CacheTool has an action oriented interface with commands and subcommands (and possibly subsubcommands, etc.), modeled on traffic_ctl but with a much better internal implementation.

list

List information about the cache.

stripes

List per stripe information.

alloc

Allocate cache space to stripes.

free

Allocate all free space to volumes.

sim

Simulate a full allocation of space to volumes.

dir

Stripe directory operations.

freelist

Scan and fix segment free lists in the stripe.

stats

Print analytical data about the stripe directory.

span

clear

Clear a span. All space in the stripe is consolidated in a single free block. This command takes a list of span identifiers, each of which is cleared.

all

Clear all spans.

Implementation

This section has internal implementation notes.

Directory Free Lists

Each segment in a directory has a free list. It is possible for this to become corrupted and have a loop in the list. There is some logic which can be conditionally compiled in the Traffic Server core that will place a maximum length on the free list. Upon detection an error is generated.

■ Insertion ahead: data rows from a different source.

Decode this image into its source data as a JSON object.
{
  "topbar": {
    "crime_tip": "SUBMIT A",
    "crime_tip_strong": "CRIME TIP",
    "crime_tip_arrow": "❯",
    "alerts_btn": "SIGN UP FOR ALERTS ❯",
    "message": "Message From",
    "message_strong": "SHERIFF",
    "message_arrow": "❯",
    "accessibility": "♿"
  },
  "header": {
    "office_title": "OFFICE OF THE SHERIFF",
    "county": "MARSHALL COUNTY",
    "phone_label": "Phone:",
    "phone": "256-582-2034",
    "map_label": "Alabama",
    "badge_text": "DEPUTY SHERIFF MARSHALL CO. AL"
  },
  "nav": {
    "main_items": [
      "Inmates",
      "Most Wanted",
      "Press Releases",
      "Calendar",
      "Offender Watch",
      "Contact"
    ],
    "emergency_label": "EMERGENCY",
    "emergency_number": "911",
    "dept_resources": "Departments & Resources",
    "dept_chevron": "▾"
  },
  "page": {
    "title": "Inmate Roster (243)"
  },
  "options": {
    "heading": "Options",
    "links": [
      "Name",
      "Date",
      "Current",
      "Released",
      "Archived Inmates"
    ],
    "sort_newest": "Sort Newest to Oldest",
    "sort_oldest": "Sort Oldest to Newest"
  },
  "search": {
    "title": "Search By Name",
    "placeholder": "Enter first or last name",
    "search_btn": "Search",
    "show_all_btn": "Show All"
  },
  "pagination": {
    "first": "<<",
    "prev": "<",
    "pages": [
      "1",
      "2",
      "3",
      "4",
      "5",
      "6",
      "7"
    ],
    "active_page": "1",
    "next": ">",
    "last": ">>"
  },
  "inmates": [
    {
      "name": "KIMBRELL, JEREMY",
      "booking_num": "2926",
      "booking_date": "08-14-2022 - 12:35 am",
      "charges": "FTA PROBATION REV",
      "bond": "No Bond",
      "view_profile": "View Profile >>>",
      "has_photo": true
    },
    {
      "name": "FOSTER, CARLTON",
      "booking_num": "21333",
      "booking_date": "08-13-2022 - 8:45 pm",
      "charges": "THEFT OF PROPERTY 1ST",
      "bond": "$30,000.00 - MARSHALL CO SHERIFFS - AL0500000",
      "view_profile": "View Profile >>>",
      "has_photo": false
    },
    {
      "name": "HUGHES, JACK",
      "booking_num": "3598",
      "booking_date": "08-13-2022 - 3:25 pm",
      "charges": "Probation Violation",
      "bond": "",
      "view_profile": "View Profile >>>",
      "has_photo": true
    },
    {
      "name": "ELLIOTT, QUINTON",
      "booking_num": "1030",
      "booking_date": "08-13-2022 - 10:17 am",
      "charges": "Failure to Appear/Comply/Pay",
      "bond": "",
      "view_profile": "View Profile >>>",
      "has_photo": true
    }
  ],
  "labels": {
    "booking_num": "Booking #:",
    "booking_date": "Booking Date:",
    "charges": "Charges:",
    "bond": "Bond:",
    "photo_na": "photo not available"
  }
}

The CacheTool will detect free list loops more directly by using a std::bitset to mark directory entries that have been encountered while walking the free list. If a duplicate is detected (indicating a loop) then rather than attempt any sort of complex repair, the CacheTool will clear and then reconstruct the free list in a way similar to how the free list was constructed during stripe initialization. This is primarily constructing the list so that directories at higher layers in the buckets are earlier in the free list.

Rate Limiting

While in general the CacheTool will be run while Traffic Server is offline it will frequently be desirable to be able to run CacheTool while Traffic Server is also running. To make this possible CacheTool will need to be able to rate limit its disk reading. This will be specified by placing a limit on the number of bytes per second that will be read. It is not expected this limiting will be exact but it should be reasonably close. An possible implementation is to start with the per second limit as a read limit and then after the read completes, subtract the size of the read and add the limit value for each second that has passed. It may also be good to limit the addition to a maximum number of seconds to further restrict I/O when the disks are under excessive load.

Future Work

This section contains some of the larger work planned for the CacheTool.

Content Scanning

A key feature is the ability to scan content stored in the cache. This is extremely expensive in terms of disk I/O. This is of less concern if the system is offline, in which case CacheTool can consume all availale disk I/O. Even in that case, however, the amount of data to be read can still large enough to make the overall runtime too large if the data is read in a simplistic fashion.

The primary purpose of cache scanning is to extract the request and response headers. All of this data is contained in the first fragment of the cached object. This is noted in the directory entry which means disk reads can be restricted to only these fragments rather than a full scan of the content area.